Now the World Meteorological Organization, in its annual state of the global climate report, went further: “Things are getting worse.”
As a result, it’s more urgent than ever to stop using fossil fuels. Only if we all join in, can we prevent climate catastrophe.
Secretary General Taalas of the WMO warned that reducing fossil fuel emission will require adopting “drastic measures.”
Why this sudden alarm? Glaciers and permafrost are melting at rates not expected for decades to come. Our current decade will almost certainly be the warmest on record, as the last two years have been the warmest years on record. While global emissions levels had flattened between 2014–16, the last two years saw a resumption of emission level rises.
As many know, the arctic permafrost has stored great amounts of carbon. If that permafrost melts, as it has begun to, at ever-increasing increasing rates, great amounts of carbon will be released into the atmosphere, producing what scientists call “feedback loops,” where the increasing melting releases ever more carbon, which in turn produces more melting.
These feedback loops, along with the melting of glaciers and sea ice, the increasing frequency and strength of storms, such as the huge cyclone that devastated the Philippines this week, along with wildfires in California and Australia, and water shortages elsewhere have all been predicted for some time now.

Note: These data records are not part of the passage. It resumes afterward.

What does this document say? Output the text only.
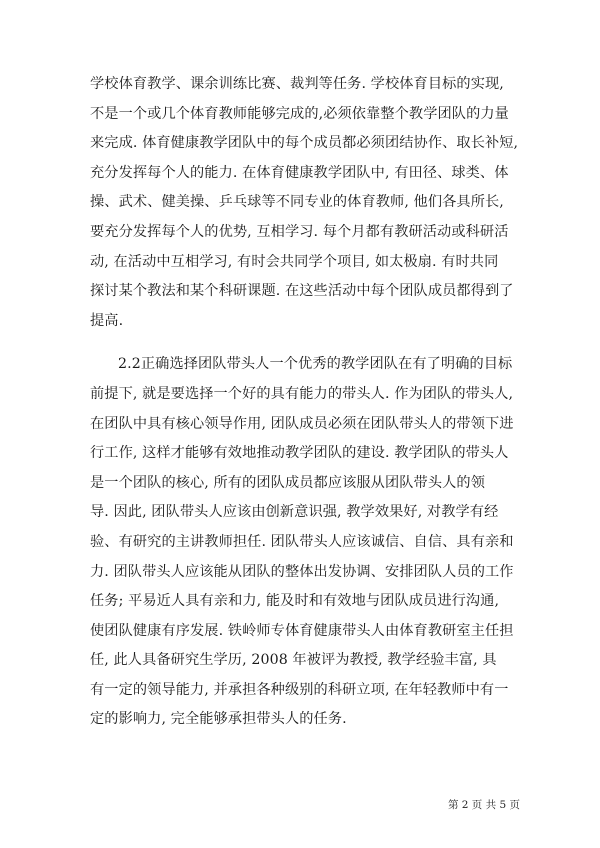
学校体育教学、课余训练比赛、裁判等任务. 学校体育目标的实现,
不是一个或几个体育教师能够完成的,必须依靠整个教学团队的力量
来完成. 体育健康教学团队中的每个成员都必须团结协作、取长补短,
充分发挥每个人的能力. 在体育健康教学团队中, 有田径、球类、体
操、武术、健美操、乒乓球等不同专业的体育教师, 他们各具所长,
要充分发挥每个人的优势, 互相学习. 每个月都有教研活动或科研活
动, 在活动中互相学习, 有时会共同学个项目, 如太极扇. 有时共同
探讨某个教法和某个科研课题. 在这些活动中每个团队成员都得到了
提高.
2.2正确选择团队带头人一个优秀的教学团队在有了明确的目标
前提下, 就是要选择一个好的具有能力的带头人. 作为团队的带头人,
在团队中具有核心领导作用, 团队成员必须在团队带头人的带领下进
行工作, 这样才能够有效地推动教学团队的建设. 教学团队的带头人
是一个团队的核心, 所有的团队成员都应该服从团队带头人的领
导. 因此, 团队带头人应该由创新意识强, 教学效果好, 对教学有经
验、有研究的主讲教师担任. 团队带头人应该诚信、自信、具有亲和
力. 团队带头人应该能从团队的整体出发协调、安排团队人员的工作
任务; 平易近人具有亲和力, 能及时和有效地与团队成员进行沟通,
使团队健康有序发展. 铁岭师专体育健康带头人由体育教研室主任担
任, 此人具备研究生学历, 2008 年被评为教授, 教学经验丰富, 具
有一定的领导能力, 并承担各种级别的科研立项, 在年轻教师中有一
定的影响力, 完全能够承担带头人的任务.
第 2 页 共 5 页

What is new is the unexpected acceleration of these changes.
And while part of that under-estimation came from imperfect measuring technologies, today’s improved, satellite sensors have revealed more clearly the situation mankind has brought upon itself.
Today, scientists have found that Arctic permafrost can range in depth from a few feet below the surface, to several thousand feet, with the consequent increases in the volume of stored carbon.
As that stored carbon is released, it will allow still further warming, melting and carbon releases. Current estimates predict that the Arctic permafrost contains twice as much carbon as is currently in the atmosphere. … What does that mean for our future?
This last summer saw heat from Europe spread north into the Arctic, delivering temperatures 15 degrees higher than normal.
So, not only are temperatures rising, and melting ice and permafrost, but even now the amount of heat-trapping carbon is increasing.
It is possible that in 10 years, at the current rate of warming, summers in the Arctic will be ice-free.
We have known for some time what we need to do. Lately, enhanced meteorological technology has allowed people to see more clearly how we are rapidly bringing change to our planet. And these changes are all encompassing.
Therefore, to respond adequately to these changes, our energy technologies also need to be all encompassing, and undertaken as soon as possible.